During the second season of “The Wire,” which aired on HBO from 2002 to 2008, Williams was abusing drugs on days he wasn’t shooting the show in Baltimore.
“I rolled like that pretty much all year, until I was completely broke,” he wrote. “When Season 2 wrapped, I felt the thud of coming back down to Earth. I could no longer afford the rent on that beautiful Baltimore apartment. Putting all my things in storage, I moved back to New York, to my empty [Flatbush Gardens, Brooklyn] apartment, which had nothing but a mattress on the floor and a milk crate to eat on. When the rent came due again, I had nothing left so I got evicted. I had nowhere to live and my mother was trying to get me to go to rehab, but I was not having it.”
In the book, out Aug. 23, Williams also recalled his dysfunctional childhood, including an absent father and sexual molestation.
“By the time I entered high school, I already felt like damaged goods,” he wrote. “Injured by my father’s absence, roughed up by my mother’s hard love, and too meek to stand up for myself, I was a ripe target. After two men in positions of authority—one from school and one from church— molested me, I fell into an empty, dark state. It was like a hole I couldn’t dig myself out of.”
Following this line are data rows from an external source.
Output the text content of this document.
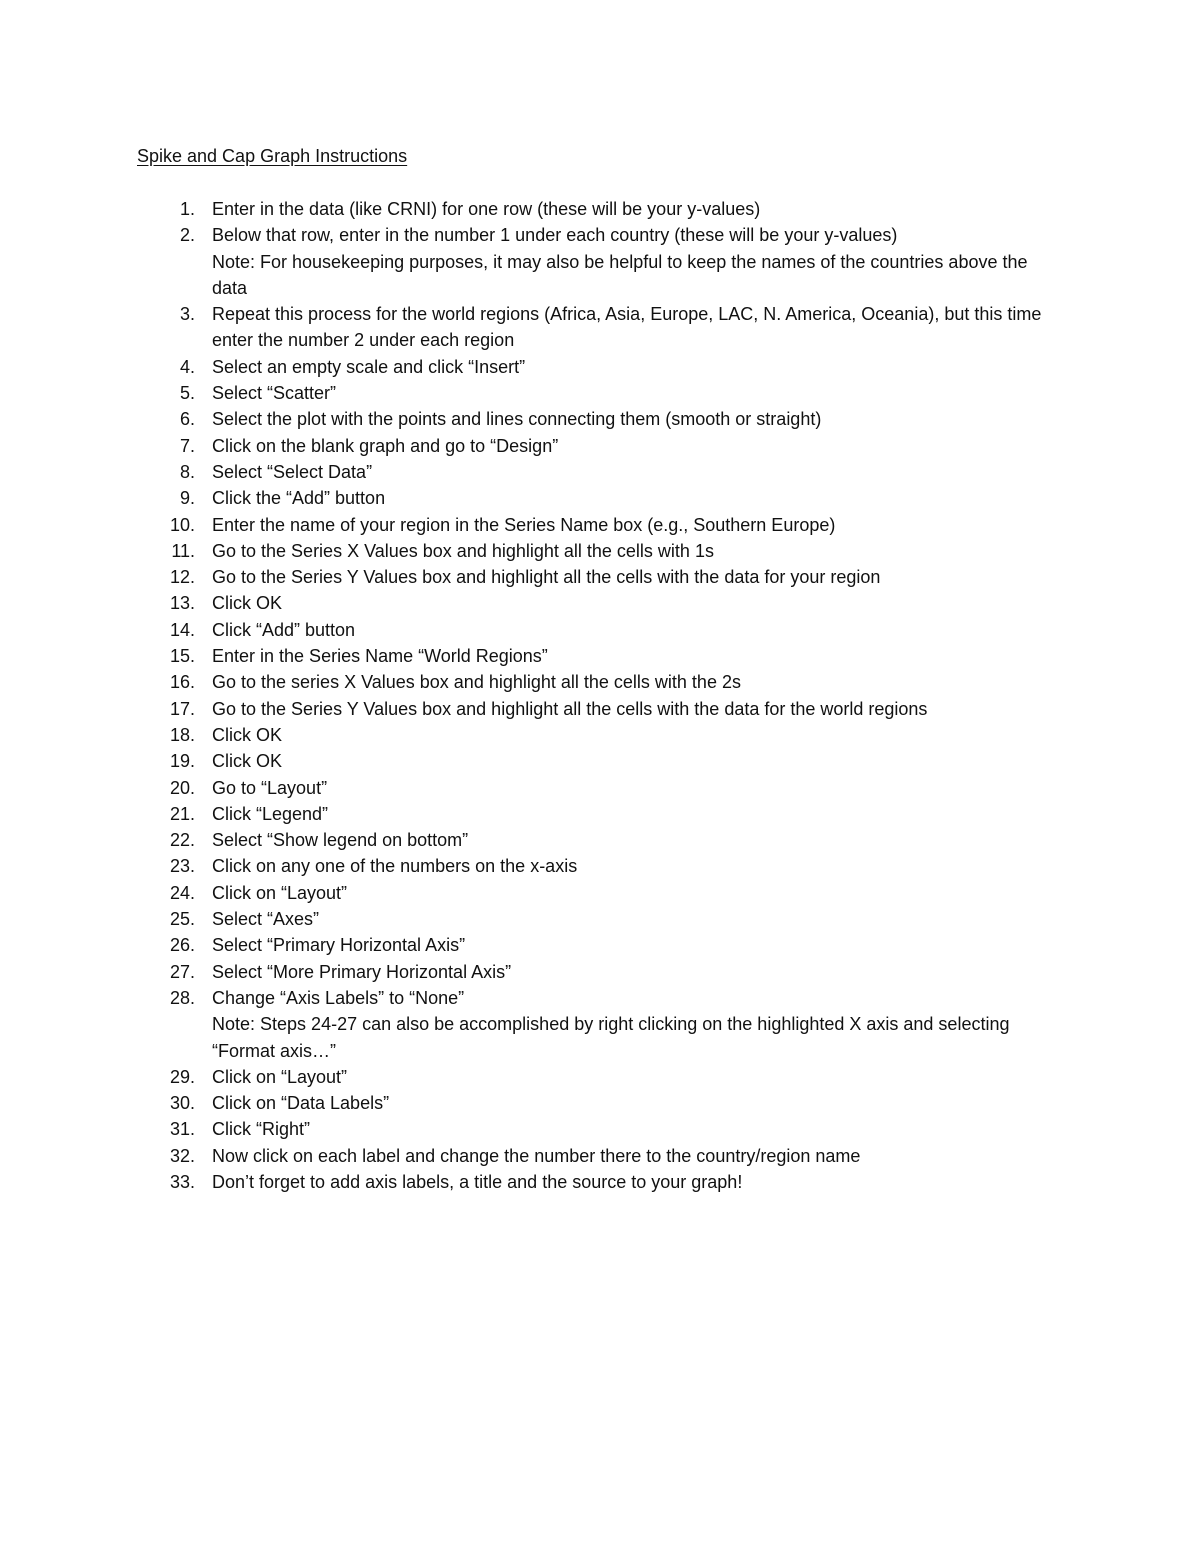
Spike and Cap Graph Instructions
1. Enter in the data (like CRNI) for one row (these will be your y-values)
2. Below that row, enter in the number 1 under each country (these will be your y-values)
Note: For housekeeping purposes, it may also be helpful to keep the names of the countries above the data
3. Repeat this process for the world regions (Africa, Asia, Europe, LAC, N. America, Oceania), but this time enter the number 2 under each region
4. Select an empty scale and click “Insert”
5. Select “Scatter”
6. Select the plot with the points and lines connecting them (smooth or straight)
7. Click on the blank graph and go to “Design”
8. Select “Select Data”
9. Click the “Add” button
10. Enter the name of your region in the Series Name box (e.g., Southern Europe)
11. Go to the Series X Values box and highlight all the cells with 1s
12. Go to the Series Y Values box and highlight all the cells with the data for your region
13. Click OK
14. Click “Add” button
15. Enter in the Series Name “World Regions”
16. Go to the series X Values box and highlight all the cells with the 2s
17. Go to the Series Y Values box and highlight all the cells with the data for the world regions
18. Click OK
19. Click OK
20. Go to “Layout”
21. Click “Legend”
22. Select “Show legend on bottom”
23. Click on any one of the numbers on the x-axis
24. Click on “Layout”
25. Select “Axes”
26. Select “Primary Horizontal Axis”
27. Select “More Primary Horizontal Axis”
28. Change “Axis Labels” to “None”
Note: Steps 24-27 can also be accomplished by right clicking on the highlighted X axis and selecting “Format axis…”
29. Click on “Layout”
30. Click on “Data Labels”
31. Click “Right”
32. Now click on each label and change the number there to the country/region name
33. Don’t forget to add axis labels, a title and the source to your graph!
From there, he eventually turned to drugs to numb the pain.
Williams wrote that “once crack cocaine came into my life, it just moved the f–k in. Everything else took a backseat.
“At first it felt like this salvation like I had filled a hole in me that I didn’t think could be filled. None of that was true — I was really putting Band-Aids on gunshot wounds — but I bought into the lie because I needed to,” Williams wrote. “The lie was so much more comfortable. You feel like the drug is brightening or enhancing your life. But then it becomes your life.”
Five-time Emmy winner Williams — who wrote about being too high to talk to then Presidential hopeful Barak Obama during a 2008 campaign stop — also confessed that he was never a recreational drug user.
“I am an addict, and an addict is always teetering on that edge, one small step away from falling back in…. Every addict, every alcoholic has a self-loathing; we bathe ourselves in that. It’s the way for the addiction to keep us on the ropes, keep us connected to the darkness.”